しばらくの沈黙のあと、内側から声がした。
「なぁ、そっから月は見えるか」
「あぁ。少し雲がかかっているが、悪くねェ景色だ。出てこいよ」
「いいんだ。月に背いて月を見る…」
「なんだそれ」
「とらわれ過ぎていては見えないこともあるってことだ」
「俺へのあてつけか」
「そうじゃねェ。俺は玻璃から離れて、俺にとってどれだけ玻璃の存在が大きいか、あらためて気づいた。俺が殿上人のもとに行くのが、この国のため、引いては玻璃の安泰に繋がるのなら、俺は迷わず行くさ」
あぁ、そうさ。
あの海とあの国を壊さぬためなら、どんなおべんちゃらもどんな嘘もついてみせる。
必要ならば女にでも道具にでもなる。
「だからてめェもきちんと切り捨てろ。
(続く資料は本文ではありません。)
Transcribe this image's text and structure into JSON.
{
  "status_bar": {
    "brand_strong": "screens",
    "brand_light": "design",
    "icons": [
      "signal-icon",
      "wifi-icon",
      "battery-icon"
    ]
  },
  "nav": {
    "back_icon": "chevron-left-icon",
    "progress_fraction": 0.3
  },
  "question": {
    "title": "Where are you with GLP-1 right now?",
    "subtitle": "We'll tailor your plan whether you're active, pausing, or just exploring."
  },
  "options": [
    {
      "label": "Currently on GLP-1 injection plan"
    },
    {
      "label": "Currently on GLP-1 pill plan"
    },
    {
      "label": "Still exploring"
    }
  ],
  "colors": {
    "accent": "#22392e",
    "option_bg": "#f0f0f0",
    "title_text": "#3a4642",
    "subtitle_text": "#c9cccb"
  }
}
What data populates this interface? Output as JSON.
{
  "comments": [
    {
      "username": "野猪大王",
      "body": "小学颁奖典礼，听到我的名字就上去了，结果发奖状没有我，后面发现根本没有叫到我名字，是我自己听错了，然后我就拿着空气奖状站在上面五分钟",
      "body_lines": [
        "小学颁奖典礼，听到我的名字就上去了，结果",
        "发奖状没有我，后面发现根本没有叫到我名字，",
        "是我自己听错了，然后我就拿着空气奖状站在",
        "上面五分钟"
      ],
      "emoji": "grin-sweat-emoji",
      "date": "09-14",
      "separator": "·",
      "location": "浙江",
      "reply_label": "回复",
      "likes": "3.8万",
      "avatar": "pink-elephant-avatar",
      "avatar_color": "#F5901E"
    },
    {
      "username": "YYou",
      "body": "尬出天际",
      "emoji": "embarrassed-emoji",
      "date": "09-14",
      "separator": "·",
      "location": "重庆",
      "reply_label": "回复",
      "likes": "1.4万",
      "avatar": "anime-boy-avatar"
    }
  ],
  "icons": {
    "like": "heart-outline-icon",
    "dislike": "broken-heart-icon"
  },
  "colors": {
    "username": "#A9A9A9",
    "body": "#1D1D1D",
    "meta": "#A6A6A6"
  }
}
この霜月国と自分のことだけを考えろ。てめェとてめェの国が安泰なら、玻璃も安泰だ。だからゾロ、約束しろよ。俺の命よりも俺の面目よりも、なにより霜月国の安泰を優先させると」
ロロノアは月を見上げた。
月に背いて月を見る…。
おまえが大切なら、おまえでなくこの国を見ろと言うのか。
「なぁ、約束してくれ。てめェが俺のためを思ってくれるなら…」
「わかった、約束する。おまえのために、俺はこの霜月を優先しよう。それでいいんだな」
そう言いながら、ロロノアの心は晴れなかった。
権力にも広大な領土にも、いままで大した興味は無かったが、今はそれが欲しい。
地位が欲しい。
国力が欲しい。
自分と自分の国の非力さを、これほど悔やんだことはなかった。